While she wasn't familiar with the area, she did manage to come up with a few books at the Family History Library that might be helpful for me. Since they weren't available online, she suggested I post a lookup request on the FamilySearch Forums. For some reason, the forums wouldn't let me in so she gave me her card and said for me to email her and she would look it up herself once she got back. Now that's service.
Another helpful exhibit that I have to give props to is the Ask the Pros booth. I spoke to Billy Edgington there. I asked her about my family that disappeared for 20 years and she gave me some things to try. I also asked her about my husband's family and she recommended someone else at the Family History Library for me to talk to.
I also got to meet Lisa Louise Cooke of the Genealogy Gems Podcast. I checked out the other exhibitors including Elise Friedman of FamilyTreeDNA, the Georgia Genealogical Society, the Afro-American Historical and Genealogical Society (Metro Atlanta Chapter) and Genealogy Book Printing.
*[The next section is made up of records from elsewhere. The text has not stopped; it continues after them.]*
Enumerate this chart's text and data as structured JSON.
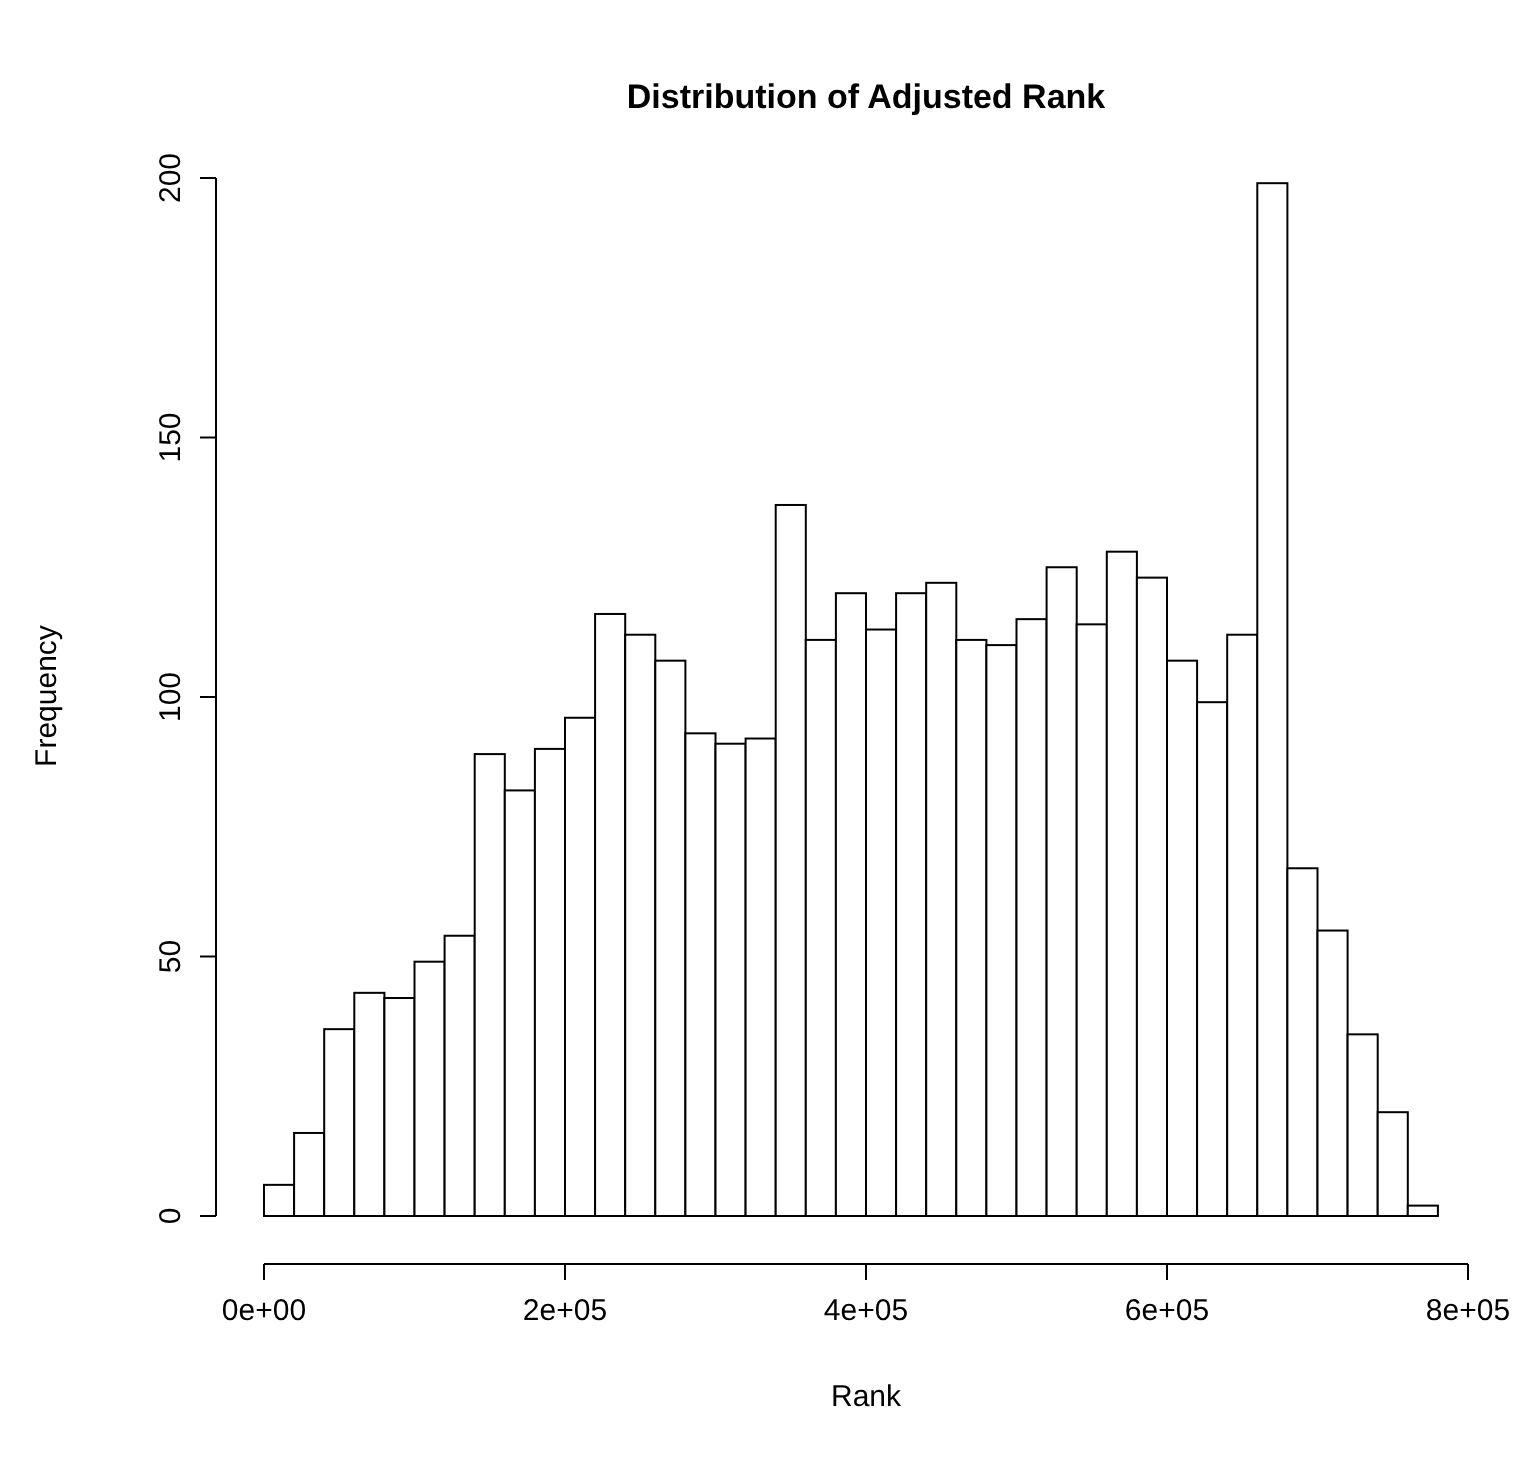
{
  "chart_data": {
    "type": "histogram",
    "title": "Distribution of Adjusted Rank",
    "xlabel": "Rank",
    "ylabel": "Frequency",
    "bins": [
      0,
      20000,
      40000,
      60000,
      80000,
      100000,
      120000,
      140000,
      160000,
      180000,
      200000,
      220000,
      240000,
      260000,
      280000,
      300000,
      320000,
      340000,
      360000,
      380000,
      400000,
      420000,
      440000,
      460000,
      480000,
      500000,
      520000,
      540000,
      560000,
      580000,
      600000,
      620000,
      640000,
      660000,
      680000,
      700000,
      720000,
      740000,
      760000,
      780000
    ],
    "values": [
      6,
      16,
      36,
      43,
      42,
      49,
      54,
      89,
      82,
      90,
      96,
      116,
      112,
      107,
      93,
      91,
      92,
      137,
      111,
      120,
      113,
      120,
      122,
      111,
      110,
      115,
      125,
      114,
      128,
      123,
      107,
      99,
      112,
      199,
      67,
      55,
      35,
      20,
      2
    ],
    "color": "#ffffff",
    "xlim": [
      0,
      800000
    ],
    "xticks": [
      {
        "value": 0,
        "label": "0e+00"
      },
      {
        "value": 200000,
        "label": "2e+05"
      },
      {
        "value": 400000,
        "label": "4e+05"
      },
      {
        "value": 600000,
        "label": "6e+05"
      },
      {
        "value": 800000,
        "label": "8e+05"
      }
    ],
    "ylim": [
      0,
      200
    ],
    "yticks": [
      0,
      50,
      100,
      150,
      200
    ],
    "grid": false
  }
}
I learned about two new (to me anyway) sites that could be helpful in genealogy. The first was JustAJoy, a service that matches family heirloom held by antique dealers or collectors with family members. They have items for over 40,000 families. It's free to search for items related to your surname, but you have to have a subscription to the site ($20 for a year at the time of this post) to get the contact information for the person or business that has the item. I do want to note that while there are some items offered for free, some require purchase.
The other new to me site was AGES-Online. It appears to be an online-based family tree builder. Since it is online-based, it can go wherever you have an internet connection. So rather than bring your laptop to the library, you can sit down at one of the computers there, sign in to the site and attach facts and sources to your tree on the spot. As of the time of this post, it's free to try for 30 days, after which a subscription is required to continue using the service. They do have varying subscription levels so you can find the one that best fits your needs and budget.
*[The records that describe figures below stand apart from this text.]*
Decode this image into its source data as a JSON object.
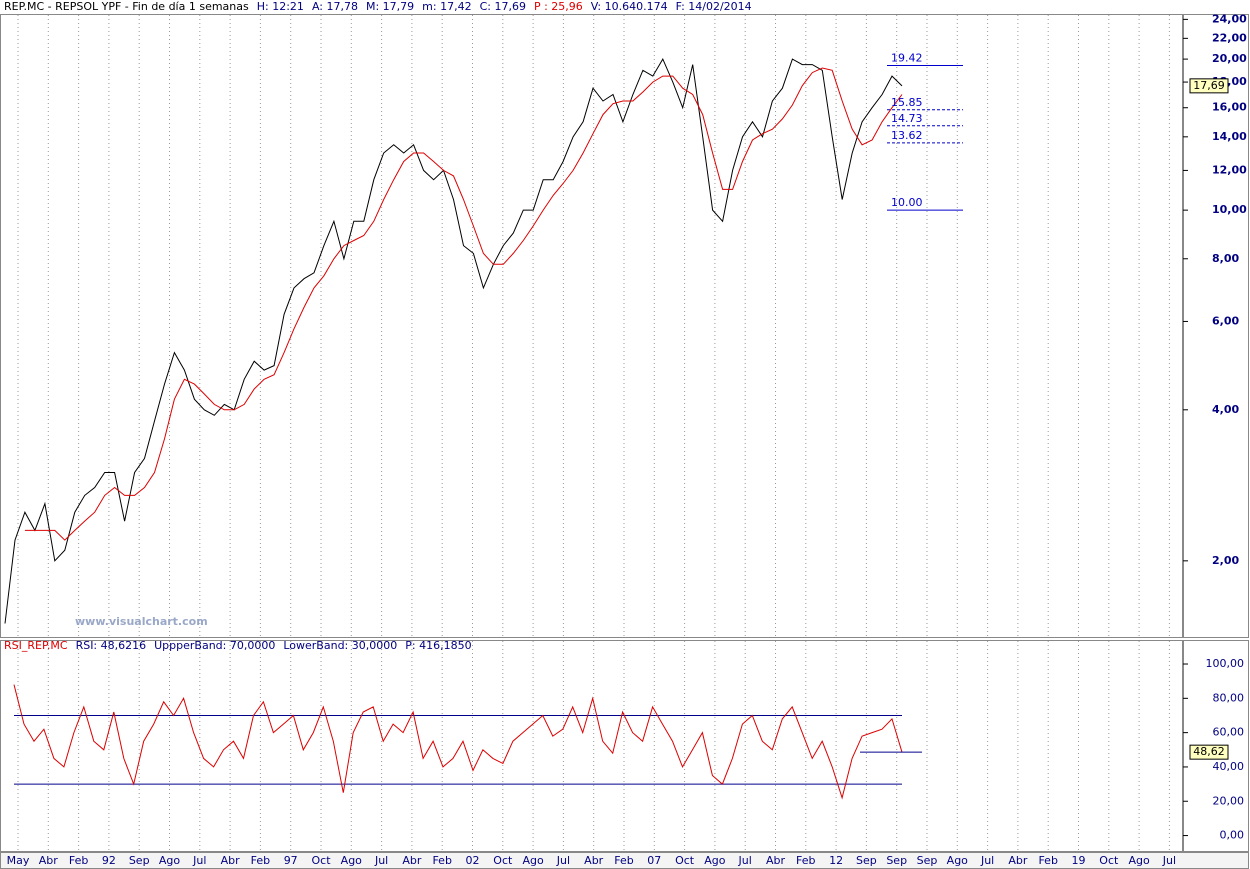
{
  "price_panel": {
    "header": [
      "REP.MC - REPSOL YPF - Fin de día 1 semanas",
      "H: 12:21",
      "A: 17,78",
      "M: 17,79",
      "m: 17,42",
      "C: 17,69",
      "P : 25,96",
      "V: 10.640.174",
      "F: 14/02/2014"
    ],
    "watermark": "www.visualchart.com",
    "log_scale": true,
    "ylim": [
      1.41,
      24.6
    ],
    "yticks": [
      {
        "value": 2,
        "label": "2,00"
      },
      {
        "value": 4,
        "label": "4,00"
      },
      {
        "value": 6,
        "label": "6,00"
      },
      {
        "value": 8,
        "label": "8,00"
      },
      {
        "value": 10,
        "label": "10,00"
      },
      {
        "value": 12,
        "label": "12,00"
      },
      {
        "value": 14,
        "label": "14,00"
      },
      {
        "value": 16,
        "label": "16,00"
      },
      {
        "value": 18,
        "label": "18,00"
      },
      {
        "value": 20,
        "label": "20,00"
      },
      {
        "value": 22,
        "label": "22,00"
      },
      {
        "value": 24,
        "label": "24,00"
      }
    ],
    "series": [
      {
        "color": "#000000",
        "values": [
          1.5,
          2.2,
          2.5,
          2.3,
          2.6,
          2.0,
          2.1,
          2.5,
          2.7,
          2.8,
          3.0,
          3.0,
          2.4,
          3.0,
          3.2,
          3.8,
          4.5,
          5.2,
          4.8,
          4.2,
          4.0,
          3.9,
          4.1,
          4.0,
          4.6,
          5.0,
          4.8,
          4.9,
          6.2,
          7.0,
          7.3,
          7.5,
          8.5,
          9.5,
          8.0,
          9.5,
          9.5,
          11.5,
          13.0,
          13.5,
          13.0,
          13.5,
          12.0,
          11.5,
          12.0,
          10.5,
          8.5,
          8.2,
          7.0,
          7.8,
          8.5,
          9.0,
          10.0,
          10.0,
          11.5,
          11.5,
          12.5,
          14.0,
          15.0,
          17.5,
          16.5,
          17.0,
          15.0,
          17.0,
          19.0,
          18.5,
          20.0,
          18.0,
          16.0,
          19.5,
          14.0,
          10.0,
          9.5,
          12.0,
          14.0,
          15.0,
          14.0,
          16.5,
          17.5,
          20.0,
          19.5,
          19.5,
          19.0,
          14.0,
          10.5,
          13.0,
          15.0,
          16.0,
          17.0,
          18.5,
          17.69
        ]
      },
      {
        "color": "#dd0000",
        "values": [
          null,
          null,
          2.3,
          2.3,
          2.3,
          2.3,
          2.2,
          2.3,
          2.4,
          2.5,
          2.7,
          2.8,
          2.7,
          2.7,
          2.8,
          3.0,
          3.5,
          4.2,
          4.6,
          4.5,
          4.3,
          4.1,
          4.0,
          4.0,
          4.1,
          4.4,
          4.6,
          4.7,
          5.2,
          5.8,
          6.4,
          7.0,
          7.4,
          8.0,
          8.5,
          8.7,
          8.9,
          9.5,
          10.5,
          11.5,
          12.5,
          13.0,
          13.0,
          12.5,
          12.0,
          11.7,
          10.5,
          9.3,
          8.2,
          7.8,
          7.8,
          8.2,
          8.7,
          9.3,
          10.0,
          10.7,
          11.3,
          12.0,
          13.0,
          14.2,
          15.5,
          16.3,
          16.5,
          16.5,
          17.2,
          18.0,
          18.5,
          18.5,
          17.5,
          17.0,
          15.5,
          13.0,
          11.0,
          11.0,
          12.5,
          13.8,
          14.2,
          14.5,
          15.2,
          16.2,
          17.7,
          18.8,
          19.2,
          19.0,
          16.5,
          14.5,
          13.5,
          13.8,
          15.0,
          16.0,
          17.0
        ]
      }
    ],
    "levels": [
      19.42,
      15.85,
      14.73,
      13.62,
      {
        "value": 10,
        "label": "10.00"
      }
    ],
    "level_dashed": [
      false,
      true,
      true,
      true,
      false
    ],
    "level_color": "#0000cc",
    "last_value": 17.69,
    "last_value_label": "17,69"
  },
  "rsi_panel": {
    "header": [
      "RSI_REP.MC",
      "RSI: 48,6216",
      "UppperBand: 70,0000",
      "LowerBand: 30,0000",
      "P: 416,1850"
    ],
    "ylim": [
      -9,
      114
    ],
    "yticks": [
      {
        "value": 0,
        "label": "0,00"
      },
      {
        "value": 20,
        "label": "20,00"
      },
      {
        "value": 40,
        "label": "40,00"
      },
      {
        "value": 60,
        "label": "60,00"
      },
      {
        "value": 80,
        "label": "80,00"
      },
      {
        "value": 100,
        "label": "100,00"
      }
    ],
    "color": "#dd0000",
    "band_color": "#00008b",
    "upper_band": 70,
    "lower_band": 30,
    "values": [
      88,
      65,
      55,
      62,
      45,
      40,
      60,
      75,
      55,
      50,
      72,
      45,
      30,
      55,
      65,
      78,
      70,
      80,
      60,
      45,
      40,
      50,
      55,
      45,
      70,
      78,
      60,
      65,
      70,
      50,
      60,
      75,
      55,
      25,
      60,
      72,
      75,
      55,
      65,
      60,
      72,
      45,
      55,
      40,
      45,
      55,
      38,
      50,
      45,
      42,
      55,
      60,
      65,
      70,
      58,
      62,
      75,
      60,
      80,
      55,
      48,
      72,
      60,
      55,
      75,
      65,
      55,
      40,
      50,
      60,
      35,
      30,
      45,
      65,
      70,
      55,
      50,
      68,
      75,
      60,
      45,
      55,
      40,
      22,
      45,
      58,
      60,
      62,
      68,
      48.62
    ],
    "last_value": 48.62,
    "last_value_label": "48,62"
  },
  "x_axis": {
    "categories": [
      "May",
      "Abr",
      "Feb",
      "92",
      "Sep",
      "Ago",
      "Jul",
      "Abr",
      "Feb",
      "97",
      "Oct",
      "Ago",
      "Jul",
      "Abr",
      "Feb",
      "02",
      "Oct",
      "Ago",
      "Jul",
      "Abr",
      "Feb",
      "07",
      "Oct",
      "Ago",
      "Jul",
      "Abr",
      "Feb",
      "12",
      "Sep",
      "Sep",
      "Sep",
      "Ago",
      "Jul",
      "Abr",
      "Feb",
      "19",
      "Oct",
      "Ago",
      "Jul"
    ]
  }
}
Last but not least was the books. I'm a book lover. My genea-cave currently serves as my personal library as well and I have five bookcases lined up along one wall. I really need a couple more. Every shelf is full of books and some shelves are even double stacked. Needless to say, I had to check out the book exhibits, which included Family Roots Publishing andWolf's Head Books.
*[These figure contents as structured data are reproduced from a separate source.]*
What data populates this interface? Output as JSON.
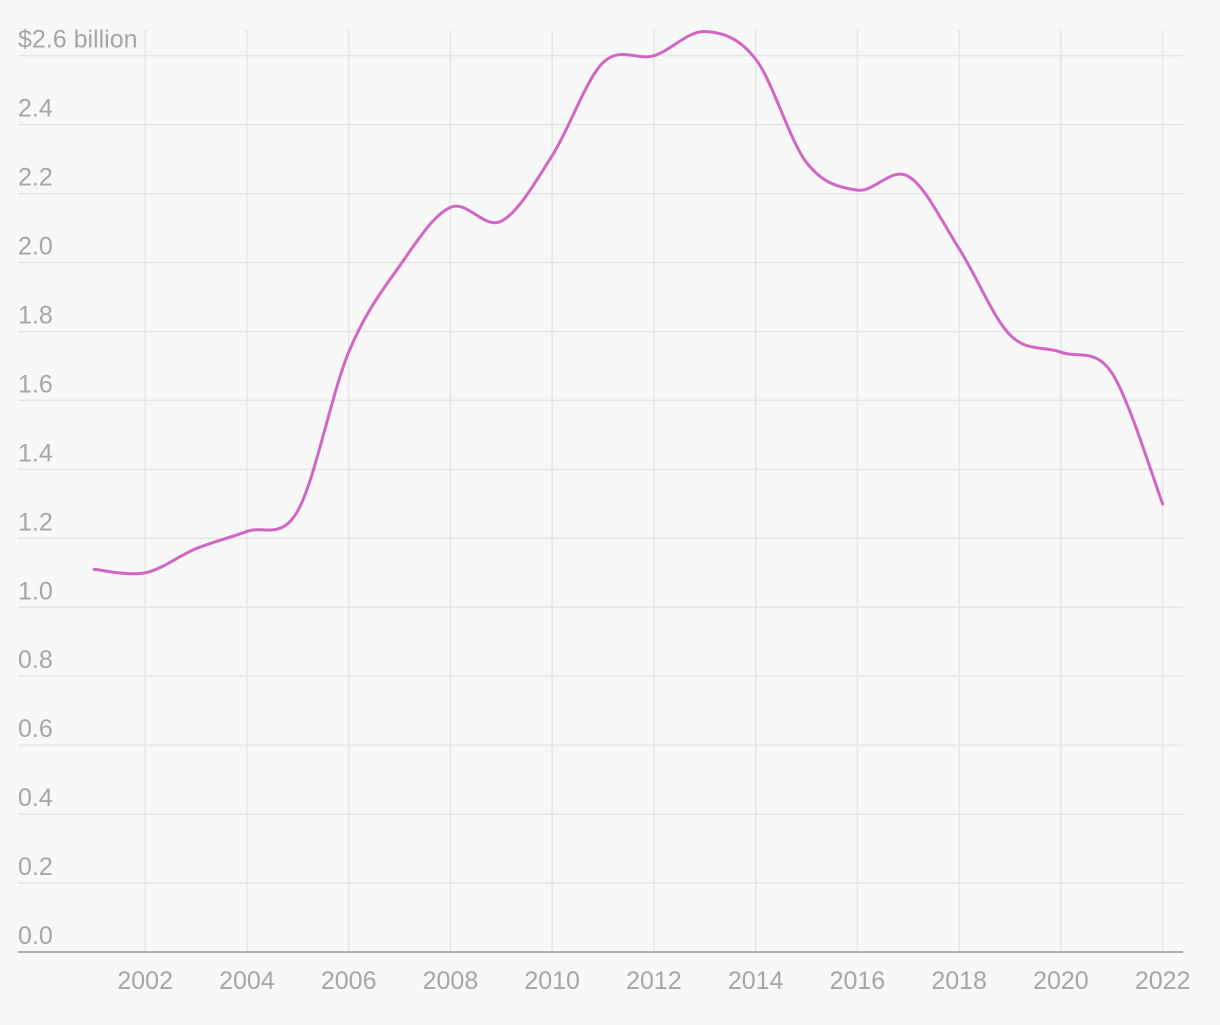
{
  "chart_data": {
    "type": "line",
    "title": "",
    "xlabel": "",
    "ylabel": "",
    "y_tick_labels": [
      "0.0",
      "0.2",
      "0.4",
      "0.6",
      "0.8",
      "1.0",
      "1.2",
      "1.4",
      "1.6",
      "1.8",
      "2.0",
      "2.2",
      "2.4",
      "$2.6 billion"
    ],
    "y_ticks": [
      0,
      0.2,
      0.4,
      0.6,
      0.8,
      1.0,
      1.2,
      1.4,
      1.6,
      1.8,
      2.0,
      2.2,
      2.4,
      2.6
    ],
    "x_ticks": [
      2002,
      2004,
      2006,
      2008,
      2010,
      2012,
      2014,
      2016,
      2018,
      2020,
      2022
    ],
    "x_tick_labels": [
      "2002",
      "2004",
      "2006",
      "2008",
      "2010",
      "2012",
      "2014",
      "2016",
      "2018",
      "2020",
      "2022"
    ],
    "xlim": [
      1999.5,
      2022.4
    ],
    "ylim": [
      0,
      2.66
    ],
    "grid": true,
    "series": [
      {
        "x": [
          2001,
          2002,
          2003,
          2004,
          2005,
          2006,
          2007,
          2008,
          2009,
          2010,
          2011,
          2012,
          2013,
          2014,
          2015,
          2016,
          2017,
          2018,
          2019,
          2020,
          2021,
          2022
        ],
        "values": [
          1.11,
          1.1,
          1.17,
          1.22,
          1.28,
          1.74,
          1.99,
          2.16,
          2.12,
          2.31,
          2.58,
          2.6,
          2.67,
          2.59,
          2.29,
          2.21,
          2.25,
          2.04,
          1.79,
          1.74,
          1.68,
          1.3
        ],
        "color": "#d166c3"
      }
    ]
  },
  "colors": {
    "background": "#f8f8f8",
    "grid": "#e6e6e6",
    "axis": "#999999",
    "tick_text": "#a6a6a6",
    "line": "#d166c3"
  }
}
I ended up buying a 38 generation ahnentafel wall chart and three books. They were out of the charts so I'll have to wait for it to be shipped. Like the name implies, it covers 38 generations of ancestors from a single couple. It has room for details on the first 9 generations; the remainder of the generations only have space for the names. Once it arrives and I get it filled out, I'll frame it and hang it in my genea-cave surrounded by family pictures.
The three books I chose were Georgia Genealogical Research, Indiana Genealogical Research and Virginia Genealogical Research. Each book contains an overview of the state, available record types and where they can be found and county listings, which includes information on the formation of the county, available records and libraries in the area. I probably would have bought more of these books, but couldn't find any more on the state I'm interested in.
|Georgia Genealogical Research, Indiana Genealogical Research and Virginia Genealogical Research, all by George K. Schweitzer|
I did check their website once I got home and saw that they do have some books available for other states. Since I like the books, I think I'll start buying all of the ones available, even if I don't need them for my personal research. They will still be helpful for the genealogy reference library I'm building for when I start working as a professional genealogist.